Kurzfristig noch gute Aussichten, aber längerfristig Konjunktursorgen
Der aktuelle Anstieg des UniCredit Bank Austria EinkaufsManagerIndex weist auf eine leichte Verbesserung der Industriekonjunktur gegenüber dem Vormonat hin. Die starke Nachfrage insbesondere aus dem Ausland hat das Neugeschäft angekurbelt und zu einer verstärkten Ausweitung der Produktion geführt. Auf kurze Sicht wird diese Konstellation eine Fortsetzung des Konjunkturaufschwungs in der heimischen Industrie erlauben, worauf das Indexverhältnis zwischen Neuaufträgen und den Beständen im Absatzlager hinweist.

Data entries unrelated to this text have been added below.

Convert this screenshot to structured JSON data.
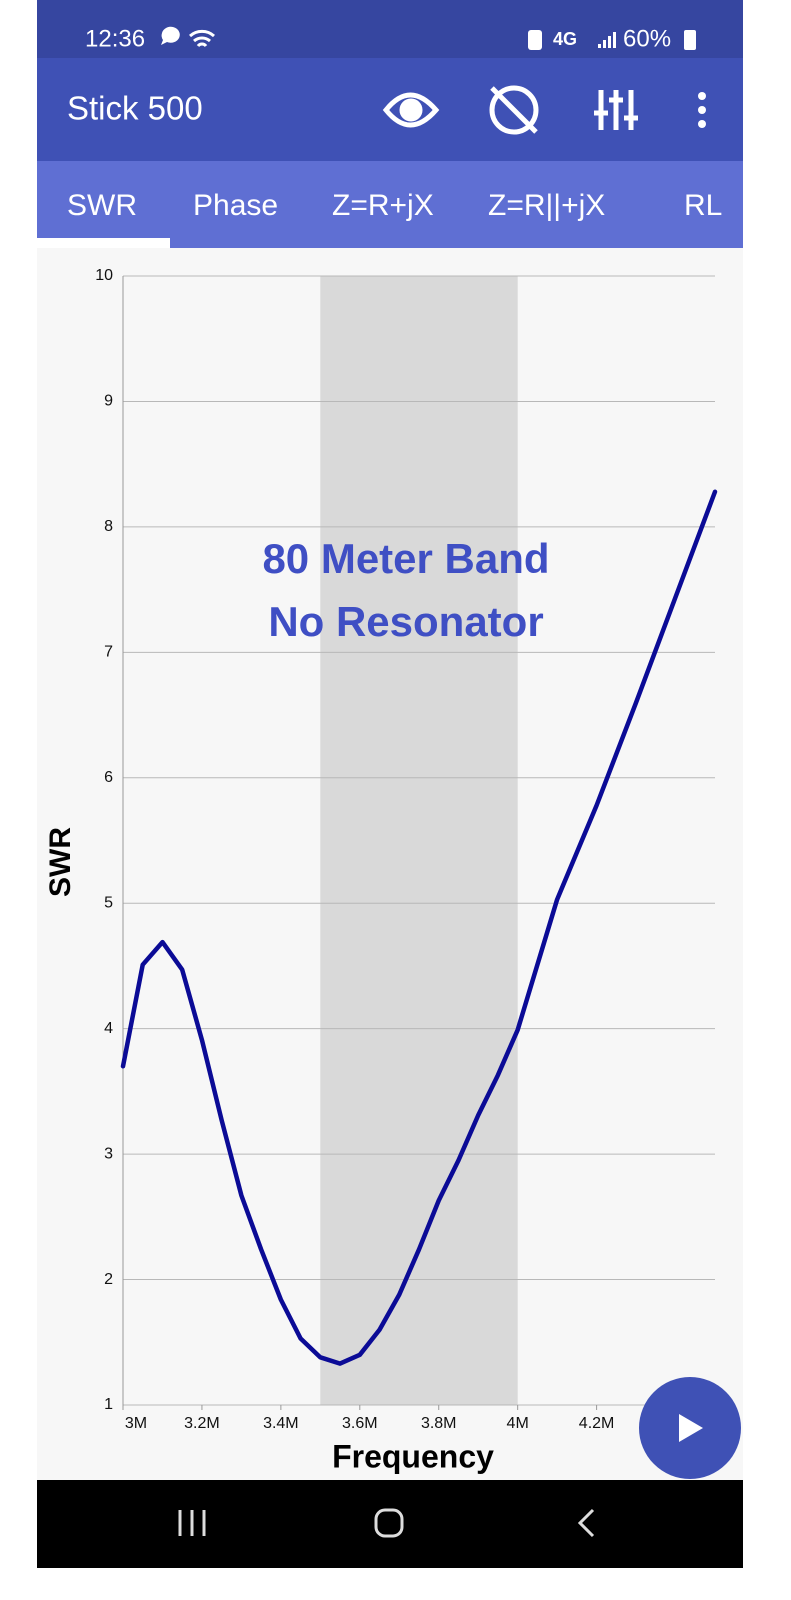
{
  "status_bar": {
    "time": "12:36",
    "network": "4G",
    "battery": "60%"
  },
  "app_bar": {
    "title": "Stick 500"
  },
  "tabs": [
    "SWR",
    "Phase",
    "Z=R+jX",
    "Z=R||+jX",
    "RL"
  ],
  "chart_data": {
    "type": "line",
    "xlabel": "Frequency",
    "ylabel": "SWR",
    "annotation": [
      "80 Meter Band",
      "No Resonator"
    ],
    "band": [
      3500000,
      4000000
    ],
    "x": [
      3000000,
      3050000,
      3100000,
      3150000,
      3200000,
      3250000,
      3300000,
      3350000,
      3400000,
      3450000,
      3500000,
      3550000,
      3600000,
      3650000,
      3700000,
      3750000,
      3800000,
      3850000,
      3900000,
      3950000,
      4000000,
      4100000,
      4200000,
      4300000,
      4400000,
      4500000
    ],
    "series": [
      {
        "name": "SWR",
        "color": "#0b0b96",
        "values": [
          3.7,
          4.51,
          4.69,
          4.47,
          3.91,
          3.27,
          2.67,
          2.24,
          1.84,
          1.53,
          1.38,
          1.33,
          1.4,
          1.6,
          1.88,
          2.24,
          2.63,
          2.95,
          3.31,
          3.63,
          3.99,
          5.03,
          5.78,
          6.6,
          7.44,
          8.28
        ]
      }
    ],
    "xlim": [
      3000000,
      4500000
    ],
    "xticks": [
      {
        "value": 3000000,
        "label": "3M"
      },
      {
        "value": 3200000,
        "label": "3.2M"
      },
      {
        "value": 3400000,
        "label": "3.4M"
      },
      {
        "value": 3600000,
        "label": "3.6M"
      },
      {
        "value": 3800000,
        "label": "3.8M"
      },
      {
        "value": 4000000,
        "label": "4M"
      },
      {
        "value": 4200000,
        "label": "4.2M"
      }
    ],
    "ylim": [
      1,
      10
    ],
    "yticks": [
      1,
      2,
      3,
      4,
      5,
      6,
      7,
      8,
      9,
      10
    ],
    "grid": true
  }
}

Mit den vorhandenen Lagerbeständen können die vorliegenden Aufträge ohne einer weiteren Produktionssteigerung nicht erfüllt werden. 
„Während unmittelbar eine Fortsetzung des Aufschwungs der österreichischen Industrie in Sicht ist, sind die Betriebe hinsichtlich der weiteren Aussichten durch den Krieg in der Ukraine und dessen Folgen auf Energiepreise und Lieferketten stark verunsichert worden. Die Produktionserwartungen auf Jahresfrist blieben im März nur noch leicht positiv. Der Erwartungsindex ist auf 50,4 Punkte gesunken und weist damit zumindest auf eine bevorstehende Stagnation der Produktion hin. Der russische Einmarsch in der Ukraine hat die Geschäftserwartungen abrupt auf den niedrigsten Wert seit dem Frühjahr 2020 gesenkt, als die erste Welle der Coronapandemie die österreichische Industrie erfasst hatte“, so Bruckbauer abschließend.